Earlier this year I came across an Association for Project Management (APM) survey that stated only 4% of Project Professionals identify as Black, African, Caribbean, or Black British.
What’s even more worrying is that 38% of Black Project Professionals feel that their ethnicity has had the most negative impact on their career development.
It struck a chord.
On 27 October 2022, with the full support of APM, we directly addressed these two, interrelated issues.
In a first-of-its-kind event, as part of Black History Month, we held a panel discussion to talk about these survey findings at Turner & Townsend’s London Office.
We were joined by 80+ in-person guests, including notable figures from the world of construction and infrastructure, financial services, management consulting, local government, and the project profession. Our distinguished panellists included Lawrence Heming (Morgan Stanley), Loraine Martins OBE FRSA (The Nichols Group), Rebecca Scott (Jacobs), Mac Along (The Equal Group), James Hampson (Jacobs), Cllr Yetunde Adeshile (Basildon Council), Professor Adam Boddison (APM), and Joanne Conway (EY).
We heard from our cross-industry panellists as we delved into two key themes: ‘Exploring the impact of underrepresentation’ and ‘Accelerating Black inclusion’. Some of the main insights unravelled during the evening were:
- Redefining mentorship and sponsorship to advance diversity and inclusion – the power of tapping into your Employee Resource Group(s) and Peer-to-Peer Networks, and how it enriches your personal and professional development. These mentors/sponsors may not necessarily identify as Black, but might have similar lived experiences
- Building communities that encourage transparency and connection – creating safe spaces for difficult conversations in organisations promotes a culture of belonging and respect, in which all gravitate down towards their full and natural selves.
- Data-centric approaches drive transparency and action – all important, yes, but often not executed properly; a missed opportunity as qualitative data can reveal the nuances of experiences and systemic issues that quantitative analysis alone cannot.
- Quotas may not be the most effective way of driving inclusion – boardroom diversity and inclusion targets are almost always achieved...but fail at the project leadership/senior executive level.
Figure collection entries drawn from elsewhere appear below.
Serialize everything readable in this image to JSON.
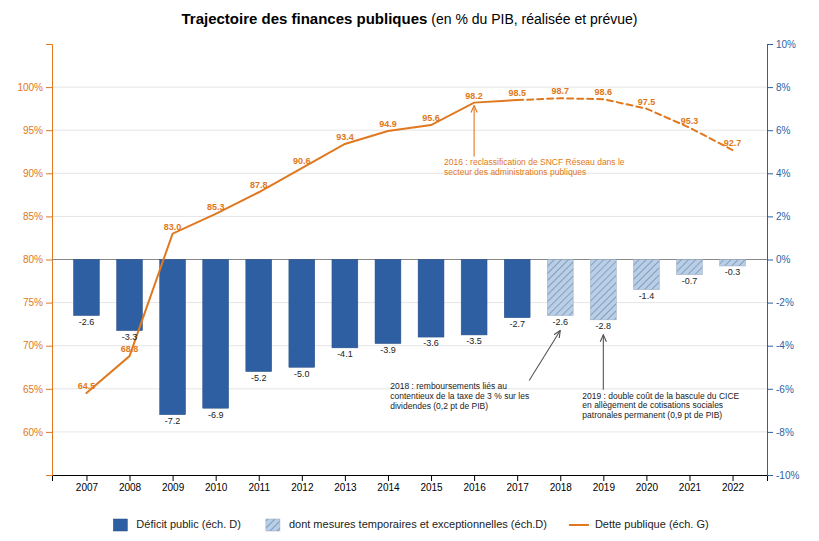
{
  "chart_data": {
    "type": "bar",
    "title": "Trajectoire des finances publiques",
    "subtitle": "(en % du PIB, réalisée et prévue)",
    "x": [
      2007,
      2008,
      2009,
      2010,
      2011,
      2012,
      2013,
      2014,
      2015,
      2016,
      2017,
      2018,
      2019,
      2020,
      2021,
      2022
    ],
    "xlim": [
      2006.2,
      2022.8
    ],
    "xticks": [
      2007,
      2008,
      2009,
      2010,
      2011,
      2012,
      2013,
      2014,
      2015,
      2016,
      2017,
      2018,
      2019,
      2020,
      2021,
      2022
    ],
    "ylim": [
      55,
      105
    ],
    "yticks": [
      {
        "value": 60,
        "label": "60%"
      },
      {
        "value": 65,
        "label": "65%"
      },
      {
        "value": 70,
        "label": "70%"
      },
      {
        "value": 75,
        "label": "75%"
      },
      {
        "value": 80,
        "label": "80%"
      },
      {
        "value": 85,
        "label": "85%"
      },
      {
        "value": 90,
        "label": "90%"
      },
      {
        "value": 95,
        "label": "95%"
      },
      {
        "value": 100,
        "label": "100%"
      }
    ],
    "y2lim": [
      -10,
      10
    ],
    "y2ticks": [
      {
        "value": -10,
        "label": "-10%"
      },
      {
        "value": -8,
        "label": "-8%"
      },
      {
        "value": -6,
        "label": "-6%"
      },
      {
        "value": -4,
        "label": "-4%"
      },
      {
        "value": -2,
        "label": "-2%"
      },
      {
        "value": 0,
        "label": "0%"
      },
      {
        "value": 2,
        "label": "2%"
      },
      {
        "value": 4,
        "label": "4%"
      },
      {
        "value": 6,
        "label": "6%"
      },
      {
        "value": 8,
        "label": "8%"
      },
      {
        "value": 10,
        "label": "10%"
      }
    ],
    "grid": true,
    "legend": "bottom",
    "data_labels": true,
    "series": [
      {
        "name": "Déficit public (éch. D)",
        "type": "bar",
        "axis": "y2",
        "color": "#2E5FA3",
        "values": [
          -2.6,
          -3.3,
          -7.2,
          -6.9,
          -5.2,
          -5.0,
          -4.1,
          -3.9,
          -3.6,
          -3.5,
          -2.7,
          null,
          null,
          null,
          null,
          null
        ],
        "value_labels": [
          "-2.6",
          "-3.3",
          "-7.2",
          "-6.9",
          "-5.2",
          "-5.0",
          "-4.1",
          "-3.9",
          "-3.6",
          "-3.5",
          "-2.7",
          null,
          null,
          null,
          null,
          null
        ]
      },
      {
        "name": "dont mesures temporaires et exceptionnelles (éch.D)",
        "type": "bar",
        "axis": "y2",
        "color": "#B8CFEA",
        "values": [
          null,
          null,
          null,
          null,
          null,
          null,
          null,
          null,
          null,
          null,
          null,
          -2.6,
          -2.8,
          -1.4,
          -0.7,
          -0.3
        ],
        "value_labels": [
          null,
          null,
          null,
          null,
          null,
          null,
          null,
          null,
          null,
          null,
          null,
          "-2.6",
          "-2.8",
          "-1.4",
          "-0.7",
          "-0.3"
        ]
      },
      {
        "name": "Dette publique (éch. G)",
        "type": "line",
        "color": "#E07820",
        "values": [
          64.5,
          68.8,
          83.0,
          85.3,
          87.8,
          90.6,
          93.4,
          94.9,
          95.6,
          98.2,
          98.5,
          98.7,
          98.6,
          97.5,
          95.3,
          92.7
        ],
        "value_labels": [
          "64.5",
          "68.8",
          "83.0",
          "85.3",
          "87.8",
          "90.6",
          "93.4",
          "94.9",
          "95.6",
          "98.2",
          "98.5",
          "98.7",
          "98.6",
          "97.5",
          "95.3",
          "92.7"
        ]
      }
    ],
    "annotations": [
      {
        "text": "2016 : reclassification de SNCF Réseau dans le\nsecteur des administrations publiques",
        "x": 2016,
        "y": 98.2,
        "axis": "y"
      },
      {
        "text": "2018 : remboursements liés au\ncontentieux de la taxe de 3 % sur les\ndividendes (0,2 pt de PIB)",
        "x": 2018,
        "y": -2.6,
        "axis": "y2"
      },
      {
        "text": "2019 : double coût de la bascule du CICE\nen allègement de cotisations sociales\npatronales permanent (0,9 pt de PIB)",
        "x": 2019,
        "y": -2.8,
        "axis": "y2"
      }
    ]
  }
}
- Life skills the youth can learn through project management (PM) – entering the PM world from an early age can set the next generation(s) up for life, particularly those from disadvantaged backgrounds, equipping them with communication, collaboration, critical thinking, and communication skills.
- The power of small wins is often underestimated – truth is, we can all make a difference, no matter how small or insignificant your effort may seem. For instance, offering a student a few days or even a week in a corporate building can inspire them for life.
- Inadequate data collection renders minority ethnic groups invisible – we need to be careful using catch-all terms like ‘BAME’ and disaggregate the data to find out the experiences and barriers at the individual-level (or as close as possible).
Huge thanks to our panellists for their openness and transparency, our guests for contributing to these meaningful discussions, our hosts, Turner & Townsend for their hospitality, and our colleagues at APM, Ellie and Natalie Keppler, for their incredible support.
This event wouldn’t have been possible without the dream team: Rebecca Scott, Chris Jackson, Samantha Daly, and Matt Tucker – thank you for your patience and support!
We know there is more work to be done, but this is a great first step as we continue to inspire, amplify, and elevate Black talent in the project profession. Photo credits: Luke Agbaimoni
Feedback from delegates:
- Knowledgable and informative, really engaging.
- Brilliant as always and was really engaging.
- A brilliant host who was engaging but focused discussion at the correct points.